The episode is important, because while it is easy to forget, the war is being talked about on Capitol Hill but fought in Europe, with all the consequences that implies.

Recent polling in Europe shows that support for Ukraine is dipping, and markedly in Germany and Italy.

That makes Herr von Storch’s remarks all the more relevant. Secretary Blinken just announced a new raft of sanctions targeting Russian mining, technology, and munitions firms as well as commercial banks — part of an ongoing Washington effort to essentially decouple Russia from the global economy. 

Yet political parties like the AfD speak to European discontent with being caught in the middle of an endless, and so far mostly fruitless, slugfest between Washington and Moscow. 

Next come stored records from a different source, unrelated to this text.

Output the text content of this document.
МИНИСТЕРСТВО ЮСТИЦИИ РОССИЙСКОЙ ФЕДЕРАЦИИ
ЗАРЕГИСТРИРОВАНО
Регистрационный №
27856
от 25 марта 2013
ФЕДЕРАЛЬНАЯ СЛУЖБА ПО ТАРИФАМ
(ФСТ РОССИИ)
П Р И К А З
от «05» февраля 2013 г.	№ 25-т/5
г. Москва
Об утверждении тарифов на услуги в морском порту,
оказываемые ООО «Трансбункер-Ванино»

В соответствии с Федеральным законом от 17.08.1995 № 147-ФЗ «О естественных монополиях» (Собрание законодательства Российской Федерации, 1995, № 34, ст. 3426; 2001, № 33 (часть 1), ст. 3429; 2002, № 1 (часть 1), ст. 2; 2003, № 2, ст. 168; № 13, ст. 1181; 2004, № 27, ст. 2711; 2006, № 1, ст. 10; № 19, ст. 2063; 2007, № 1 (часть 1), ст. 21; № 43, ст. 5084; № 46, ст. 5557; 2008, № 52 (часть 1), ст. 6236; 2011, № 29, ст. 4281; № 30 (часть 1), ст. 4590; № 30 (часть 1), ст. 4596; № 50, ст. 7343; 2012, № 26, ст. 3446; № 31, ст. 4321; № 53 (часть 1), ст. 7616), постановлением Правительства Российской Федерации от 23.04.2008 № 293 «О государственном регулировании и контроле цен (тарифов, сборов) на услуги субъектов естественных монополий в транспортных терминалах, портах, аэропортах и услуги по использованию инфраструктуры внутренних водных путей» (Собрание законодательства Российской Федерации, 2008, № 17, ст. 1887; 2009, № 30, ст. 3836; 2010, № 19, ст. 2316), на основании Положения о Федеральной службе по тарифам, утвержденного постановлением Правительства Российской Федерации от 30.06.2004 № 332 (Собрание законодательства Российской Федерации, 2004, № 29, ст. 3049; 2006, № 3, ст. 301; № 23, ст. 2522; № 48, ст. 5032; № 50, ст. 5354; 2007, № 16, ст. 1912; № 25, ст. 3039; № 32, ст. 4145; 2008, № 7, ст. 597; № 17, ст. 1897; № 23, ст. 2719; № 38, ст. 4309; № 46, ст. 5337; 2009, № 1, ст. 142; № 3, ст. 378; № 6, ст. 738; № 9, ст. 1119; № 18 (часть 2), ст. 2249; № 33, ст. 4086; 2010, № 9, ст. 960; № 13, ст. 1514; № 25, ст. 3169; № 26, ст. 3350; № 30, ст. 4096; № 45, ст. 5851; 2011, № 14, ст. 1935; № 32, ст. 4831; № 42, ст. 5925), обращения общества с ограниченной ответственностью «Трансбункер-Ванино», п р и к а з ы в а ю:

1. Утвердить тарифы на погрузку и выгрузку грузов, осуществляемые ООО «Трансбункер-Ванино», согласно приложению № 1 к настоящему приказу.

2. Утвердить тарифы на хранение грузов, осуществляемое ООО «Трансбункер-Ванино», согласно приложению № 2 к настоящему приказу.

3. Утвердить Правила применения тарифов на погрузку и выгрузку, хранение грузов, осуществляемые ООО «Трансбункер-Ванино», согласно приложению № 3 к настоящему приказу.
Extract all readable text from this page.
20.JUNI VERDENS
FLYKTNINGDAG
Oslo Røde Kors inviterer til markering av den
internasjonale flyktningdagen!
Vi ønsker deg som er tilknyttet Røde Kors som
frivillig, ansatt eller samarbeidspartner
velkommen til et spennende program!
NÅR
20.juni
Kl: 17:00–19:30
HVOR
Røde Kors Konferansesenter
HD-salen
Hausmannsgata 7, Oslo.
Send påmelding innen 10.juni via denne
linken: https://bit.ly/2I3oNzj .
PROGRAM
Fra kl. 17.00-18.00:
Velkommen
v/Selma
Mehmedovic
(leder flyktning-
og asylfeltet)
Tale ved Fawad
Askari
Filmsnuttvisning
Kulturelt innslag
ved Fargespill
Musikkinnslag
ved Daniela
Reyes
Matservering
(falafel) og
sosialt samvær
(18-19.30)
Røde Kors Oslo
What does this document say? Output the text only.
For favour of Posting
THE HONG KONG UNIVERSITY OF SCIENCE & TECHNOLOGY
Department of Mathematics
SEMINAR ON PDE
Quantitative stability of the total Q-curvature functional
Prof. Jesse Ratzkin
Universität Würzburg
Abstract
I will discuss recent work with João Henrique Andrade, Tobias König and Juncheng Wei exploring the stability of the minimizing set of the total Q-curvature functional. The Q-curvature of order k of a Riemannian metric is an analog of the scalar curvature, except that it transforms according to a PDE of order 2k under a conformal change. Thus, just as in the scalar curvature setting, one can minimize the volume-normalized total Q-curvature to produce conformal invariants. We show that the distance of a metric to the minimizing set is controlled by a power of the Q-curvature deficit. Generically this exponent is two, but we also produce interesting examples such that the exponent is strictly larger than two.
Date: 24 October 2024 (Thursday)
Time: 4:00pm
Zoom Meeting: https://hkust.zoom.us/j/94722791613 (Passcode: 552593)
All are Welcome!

It is Mr. von Storch’s view that “German patriots understand that the conflict in Ukraine only serves the interests of the globalists in Washington, London, and Brussels.”  

The movement of parties like his from the fringes to the mainstream tracks a sense among some on the Continent that in contrast to Mr. Blinken’s “as long as it takes” stance on aid for Ukraine, the time may be approaching to say “enough is enough.”